Totally technical considerations which engineers must present and justify.

e.g When we added Go, we had to present what it brings? A good testing framework, light weight(subjective), goroutines(which fit our use case), in built benchmark support, mature support of third party packages etc etc.


Out of curiosity, was it replacing an existing language or developing new functionality?


New functionality, breaking existing perfectly fine and working functionality is a big no.

One of our core services is written in C, it never crashes, it sustains QPS no other service can in the entire ecosystem, why change it to something new unless there is a solid reasoning to it?

I kid you not, one of the companies we integrated with gave us 2 64 Core VMs in their private cloud to run our service. We run 3 instances of our process on each VM along with Redis taking about 60GB of memory in total, with 59.996 MB of memory taken by Redis. And it was written in Go. Apparently, we miscommunicated that we will be using a GC language for this service. They assumed Java and based on their experience allocated 2 64 core VMs with 256GB memory each :D.

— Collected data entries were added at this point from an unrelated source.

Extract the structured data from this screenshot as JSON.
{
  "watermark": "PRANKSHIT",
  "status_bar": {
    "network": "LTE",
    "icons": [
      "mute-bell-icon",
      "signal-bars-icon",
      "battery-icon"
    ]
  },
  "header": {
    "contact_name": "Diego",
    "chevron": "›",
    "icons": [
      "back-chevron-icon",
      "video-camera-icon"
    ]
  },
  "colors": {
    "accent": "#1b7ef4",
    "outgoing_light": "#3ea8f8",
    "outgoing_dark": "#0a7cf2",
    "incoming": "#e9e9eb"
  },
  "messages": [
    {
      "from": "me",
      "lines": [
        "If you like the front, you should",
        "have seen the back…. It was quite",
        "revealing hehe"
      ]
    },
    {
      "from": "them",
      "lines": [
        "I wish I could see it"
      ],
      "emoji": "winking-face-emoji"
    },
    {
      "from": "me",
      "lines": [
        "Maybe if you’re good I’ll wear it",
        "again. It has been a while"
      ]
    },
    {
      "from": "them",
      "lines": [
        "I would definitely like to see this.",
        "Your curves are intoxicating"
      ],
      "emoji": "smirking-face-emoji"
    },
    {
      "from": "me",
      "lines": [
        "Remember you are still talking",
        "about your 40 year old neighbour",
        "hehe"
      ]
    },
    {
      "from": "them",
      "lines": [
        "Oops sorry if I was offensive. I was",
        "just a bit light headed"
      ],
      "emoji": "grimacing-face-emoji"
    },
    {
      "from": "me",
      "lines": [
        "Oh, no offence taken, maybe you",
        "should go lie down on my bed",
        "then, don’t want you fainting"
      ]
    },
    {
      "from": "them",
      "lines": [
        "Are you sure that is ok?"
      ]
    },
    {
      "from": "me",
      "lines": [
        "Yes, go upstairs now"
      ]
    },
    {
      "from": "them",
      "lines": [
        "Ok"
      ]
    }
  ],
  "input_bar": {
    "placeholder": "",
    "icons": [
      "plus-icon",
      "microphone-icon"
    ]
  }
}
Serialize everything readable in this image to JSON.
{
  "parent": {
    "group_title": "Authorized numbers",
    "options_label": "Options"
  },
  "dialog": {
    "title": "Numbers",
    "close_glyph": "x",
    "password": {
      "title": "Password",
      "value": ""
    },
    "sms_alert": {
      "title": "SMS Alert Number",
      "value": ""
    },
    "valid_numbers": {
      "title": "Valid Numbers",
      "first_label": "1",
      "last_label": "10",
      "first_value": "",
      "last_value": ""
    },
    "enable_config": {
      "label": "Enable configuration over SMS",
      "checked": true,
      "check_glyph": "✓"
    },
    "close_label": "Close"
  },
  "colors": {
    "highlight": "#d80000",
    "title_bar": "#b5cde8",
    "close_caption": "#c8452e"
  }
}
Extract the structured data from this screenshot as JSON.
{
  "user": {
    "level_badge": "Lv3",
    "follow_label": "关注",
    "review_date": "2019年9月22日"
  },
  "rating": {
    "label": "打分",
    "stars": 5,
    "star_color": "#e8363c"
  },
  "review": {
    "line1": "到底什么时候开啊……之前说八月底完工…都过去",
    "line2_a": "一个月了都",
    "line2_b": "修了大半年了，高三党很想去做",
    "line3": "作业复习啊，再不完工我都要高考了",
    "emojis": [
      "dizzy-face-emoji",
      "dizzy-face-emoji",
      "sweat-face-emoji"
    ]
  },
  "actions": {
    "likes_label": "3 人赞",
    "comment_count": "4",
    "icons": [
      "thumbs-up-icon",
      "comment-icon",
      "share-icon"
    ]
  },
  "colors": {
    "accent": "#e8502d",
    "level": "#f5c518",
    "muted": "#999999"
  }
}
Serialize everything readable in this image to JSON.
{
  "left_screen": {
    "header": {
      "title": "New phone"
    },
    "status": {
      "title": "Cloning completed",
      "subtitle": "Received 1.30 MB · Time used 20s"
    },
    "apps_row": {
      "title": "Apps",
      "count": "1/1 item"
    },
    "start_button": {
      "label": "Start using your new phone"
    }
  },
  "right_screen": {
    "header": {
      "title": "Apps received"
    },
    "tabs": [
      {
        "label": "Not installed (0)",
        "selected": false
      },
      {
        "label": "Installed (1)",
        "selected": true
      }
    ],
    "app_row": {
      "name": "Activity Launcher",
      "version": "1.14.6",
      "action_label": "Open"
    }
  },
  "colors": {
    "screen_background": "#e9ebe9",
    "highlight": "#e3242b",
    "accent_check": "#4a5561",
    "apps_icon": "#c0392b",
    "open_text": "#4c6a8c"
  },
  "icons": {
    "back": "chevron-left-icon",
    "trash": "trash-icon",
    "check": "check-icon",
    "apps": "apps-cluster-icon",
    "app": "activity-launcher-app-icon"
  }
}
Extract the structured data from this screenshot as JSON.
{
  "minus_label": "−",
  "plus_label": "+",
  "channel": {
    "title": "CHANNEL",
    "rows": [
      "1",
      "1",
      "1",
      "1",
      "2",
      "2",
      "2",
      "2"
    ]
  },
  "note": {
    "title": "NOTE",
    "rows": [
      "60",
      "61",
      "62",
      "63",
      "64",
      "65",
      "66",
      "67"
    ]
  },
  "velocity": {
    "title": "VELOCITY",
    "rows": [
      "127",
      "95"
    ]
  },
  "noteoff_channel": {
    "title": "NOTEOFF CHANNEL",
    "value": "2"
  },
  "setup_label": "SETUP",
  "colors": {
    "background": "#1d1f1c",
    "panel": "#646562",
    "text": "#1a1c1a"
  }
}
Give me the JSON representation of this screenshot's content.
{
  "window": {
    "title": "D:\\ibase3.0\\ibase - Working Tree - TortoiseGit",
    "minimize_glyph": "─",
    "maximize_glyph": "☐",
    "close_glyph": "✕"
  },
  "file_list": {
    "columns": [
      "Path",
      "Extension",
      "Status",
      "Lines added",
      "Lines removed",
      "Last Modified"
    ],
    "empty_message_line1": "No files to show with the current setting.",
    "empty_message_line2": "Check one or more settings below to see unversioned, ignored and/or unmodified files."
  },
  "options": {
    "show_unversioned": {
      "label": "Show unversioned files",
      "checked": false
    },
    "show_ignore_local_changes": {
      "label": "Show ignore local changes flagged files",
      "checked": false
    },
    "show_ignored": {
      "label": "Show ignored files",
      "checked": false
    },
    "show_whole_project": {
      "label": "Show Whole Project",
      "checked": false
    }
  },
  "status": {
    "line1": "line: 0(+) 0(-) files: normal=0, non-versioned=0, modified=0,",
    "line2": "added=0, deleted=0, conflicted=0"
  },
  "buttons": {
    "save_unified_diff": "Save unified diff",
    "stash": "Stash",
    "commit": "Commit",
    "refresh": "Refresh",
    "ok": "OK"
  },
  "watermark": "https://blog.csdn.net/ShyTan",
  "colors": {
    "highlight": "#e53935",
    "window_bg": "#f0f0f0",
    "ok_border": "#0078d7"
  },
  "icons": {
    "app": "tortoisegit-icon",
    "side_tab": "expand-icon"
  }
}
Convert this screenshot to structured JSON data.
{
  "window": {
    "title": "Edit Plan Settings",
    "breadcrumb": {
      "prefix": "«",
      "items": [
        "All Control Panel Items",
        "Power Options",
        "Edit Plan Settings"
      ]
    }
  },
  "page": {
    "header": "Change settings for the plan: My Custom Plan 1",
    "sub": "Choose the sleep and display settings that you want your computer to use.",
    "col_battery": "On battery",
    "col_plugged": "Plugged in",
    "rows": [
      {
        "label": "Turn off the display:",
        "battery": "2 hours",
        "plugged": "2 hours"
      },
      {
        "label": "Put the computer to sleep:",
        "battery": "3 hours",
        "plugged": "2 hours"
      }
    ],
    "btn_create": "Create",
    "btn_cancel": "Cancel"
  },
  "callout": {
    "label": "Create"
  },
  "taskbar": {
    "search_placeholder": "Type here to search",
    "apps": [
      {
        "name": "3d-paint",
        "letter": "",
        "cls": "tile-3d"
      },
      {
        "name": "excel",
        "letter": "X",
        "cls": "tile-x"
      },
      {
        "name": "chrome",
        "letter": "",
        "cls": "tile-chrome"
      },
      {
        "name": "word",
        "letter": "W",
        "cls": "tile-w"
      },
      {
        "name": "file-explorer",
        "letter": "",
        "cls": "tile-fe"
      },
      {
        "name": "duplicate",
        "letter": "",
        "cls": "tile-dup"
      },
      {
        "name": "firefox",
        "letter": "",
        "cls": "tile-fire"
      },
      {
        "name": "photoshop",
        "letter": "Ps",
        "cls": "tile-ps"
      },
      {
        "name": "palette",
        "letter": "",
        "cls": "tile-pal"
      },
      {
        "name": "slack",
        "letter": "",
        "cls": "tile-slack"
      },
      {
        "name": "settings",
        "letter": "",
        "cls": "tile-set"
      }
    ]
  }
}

Aren't literally all of the above present in Java?


No, we do not want to pay extra to run Java services bloating our measly VMs. Also, we found that it is far easier to get consistent latency with Go code than with Java code.

Again, YMMV benchmark for your use case.

That said, Java doesn't have go routines, doesn't provide low level access to memory, benchmarking framework is easy to work with in Go. Go gives access to sync Pool which when use correctly gives extremely good gains.

One of our measly dual core VMs, can do more than 40k QPS with predictable latency at 99 percentile. With JAVA oom panics were common and latency percentile was all over the place. Sure, you can perhaps tweak the Java code, but it was far easier to do with Go.


Like the others said, our JVM apps would require at least 1GB for the JVM and then 1-4GB for heap, depending on the service. This made the average JVM service require about 4GB of RAM in the container scheduler.

Meanwhile our Go services almost never had a working set larger than 256MB and most didn't even need that. We could schedule on average 16 Go services for each JVM service.


I love the low overhead.


They are. Add around 1.5 gig of necessary heap per feature you use.